As of 10:20 a.m. Eastern time, the S&P 500 was up 0.2% and the NASDAQ 100 climbed 0.4%. The Dow Jones Industrial Average fell by 0.1%.
Ahead of Federal Reserve Chair Jerome Powell’s second day of congressional testimony, bond yields and the dollar edged up slightly.
The 10-year Treasury yield rose by 3 basis points (1bp=0.01%) to 4.32%, while the policy-sensitive 2-year yield fell by 2bp to 3.81%—the lowest since early May.
The Bloomberg Dollar Spot Index advanced 0.2% against other major currencies. The Japanese yen dropped 0.6% to 145.79 yen per dollar.
With risk appetite returning, Bitcoin climbed another 1.8% that day, reaching $108,025.51.
NVIDIA rose by 3% to surpass $152, nearing its all-time high at $153.13.
Coinbase, which had soared the previous day due to an analyst’s rating upgrade, hit an intraday record of $369.28.
Tesla tumbled more than 4% following news that its sales in Europe plummeted in May, amid growing doubts over the scalability of its robotaxi business.
FedEx shares dropped 4.2% after the company warned that profits may deteriorate more than expected this quarter. The company did not provide an outlook for the remainder of the year, suggesting that it is already facing significant tariff-related headwinds.
Powell’s remarks in the House on Tuesday, along with weak consumer confidence data and a sharp drop in oil prices, have fueled expectations for the pace of rate cuts—raising attention on his upcoming Senate testimony. Powell largely maintained that the economy should wait out the effects of tariffs, but said rate cuts could be brought forward if inflation stabilizes and weak hiring persists.

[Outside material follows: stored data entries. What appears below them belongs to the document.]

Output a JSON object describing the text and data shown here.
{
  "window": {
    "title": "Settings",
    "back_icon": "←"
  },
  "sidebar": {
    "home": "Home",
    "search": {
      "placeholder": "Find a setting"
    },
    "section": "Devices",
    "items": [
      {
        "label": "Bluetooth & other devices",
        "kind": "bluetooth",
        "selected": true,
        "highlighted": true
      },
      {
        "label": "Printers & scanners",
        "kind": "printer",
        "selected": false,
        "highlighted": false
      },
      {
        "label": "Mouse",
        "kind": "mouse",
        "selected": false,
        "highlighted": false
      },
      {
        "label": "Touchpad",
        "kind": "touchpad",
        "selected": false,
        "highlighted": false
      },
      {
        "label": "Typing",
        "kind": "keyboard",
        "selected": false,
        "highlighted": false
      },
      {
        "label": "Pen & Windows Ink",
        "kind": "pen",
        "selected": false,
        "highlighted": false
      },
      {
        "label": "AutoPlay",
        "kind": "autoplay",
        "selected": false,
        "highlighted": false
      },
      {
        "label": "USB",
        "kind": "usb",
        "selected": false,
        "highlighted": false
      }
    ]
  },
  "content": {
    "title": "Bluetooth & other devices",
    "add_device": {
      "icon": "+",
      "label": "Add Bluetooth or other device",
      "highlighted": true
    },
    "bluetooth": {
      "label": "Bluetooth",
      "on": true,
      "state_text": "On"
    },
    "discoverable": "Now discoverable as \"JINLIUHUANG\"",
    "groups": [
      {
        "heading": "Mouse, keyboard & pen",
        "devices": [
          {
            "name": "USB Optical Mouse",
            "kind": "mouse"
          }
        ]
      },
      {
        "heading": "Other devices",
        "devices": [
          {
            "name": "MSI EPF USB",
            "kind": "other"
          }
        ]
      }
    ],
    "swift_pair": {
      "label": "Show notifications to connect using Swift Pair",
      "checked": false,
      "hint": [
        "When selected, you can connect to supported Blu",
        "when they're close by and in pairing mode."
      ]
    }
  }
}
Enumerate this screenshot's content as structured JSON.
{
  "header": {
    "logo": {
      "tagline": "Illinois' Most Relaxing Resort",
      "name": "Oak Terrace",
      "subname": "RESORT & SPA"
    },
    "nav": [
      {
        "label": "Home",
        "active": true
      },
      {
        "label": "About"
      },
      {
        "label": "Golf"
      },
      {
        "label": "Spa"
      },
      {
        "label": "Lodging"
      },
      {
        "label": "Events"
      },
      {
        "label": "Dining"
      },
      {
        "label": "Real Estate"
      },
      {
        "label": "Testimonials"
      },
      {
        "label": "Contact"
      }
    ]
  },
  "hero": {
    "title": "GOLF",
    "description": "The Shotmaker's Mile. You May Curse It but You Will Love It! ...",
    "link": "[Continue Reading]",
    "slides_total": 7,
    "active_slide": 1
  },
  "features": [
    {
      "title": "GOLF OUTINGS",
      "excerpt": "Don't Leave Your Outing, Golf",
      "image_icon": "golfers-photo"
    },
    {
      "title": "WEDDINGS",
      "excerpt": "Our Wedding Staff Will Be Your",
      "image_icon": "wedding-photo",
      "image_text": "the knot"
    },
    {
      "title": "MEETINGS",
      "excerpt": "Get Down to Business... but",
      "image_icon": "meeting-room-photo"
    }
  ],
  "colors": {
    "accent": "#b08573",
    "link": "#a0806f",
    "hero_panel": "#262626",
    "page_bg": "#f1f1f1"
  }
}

This aligns with recent comments from Federal Reserve Board members Christopher Waller and Michelle Bowman, both of whom said they would support a rate cut next month if incoming data warrants it.
Elias Haddad, a strategist at Brown Brothers Harriman & Co., said the key takeaway from recent Fed speeches is that "there is no rush, but if inflation eases, a rate cut is possible."
Carol Schleif of BMO Private Wealth observed, "Markets tend not to be heavily swayed by geopolitical tensions," adding that the worst phase of the Iran/Israel conflict appears to be over and the market does not see oil supply disruptions as likely. Rather, tariffs, trade, taxes, inflation, employment, and interest rates are all having a much bigger impact on the stock market right now.
President Trump disputed intelligence reports claiming that the US airstrike he ordered had only a limited effect on Iran’s nuclear program.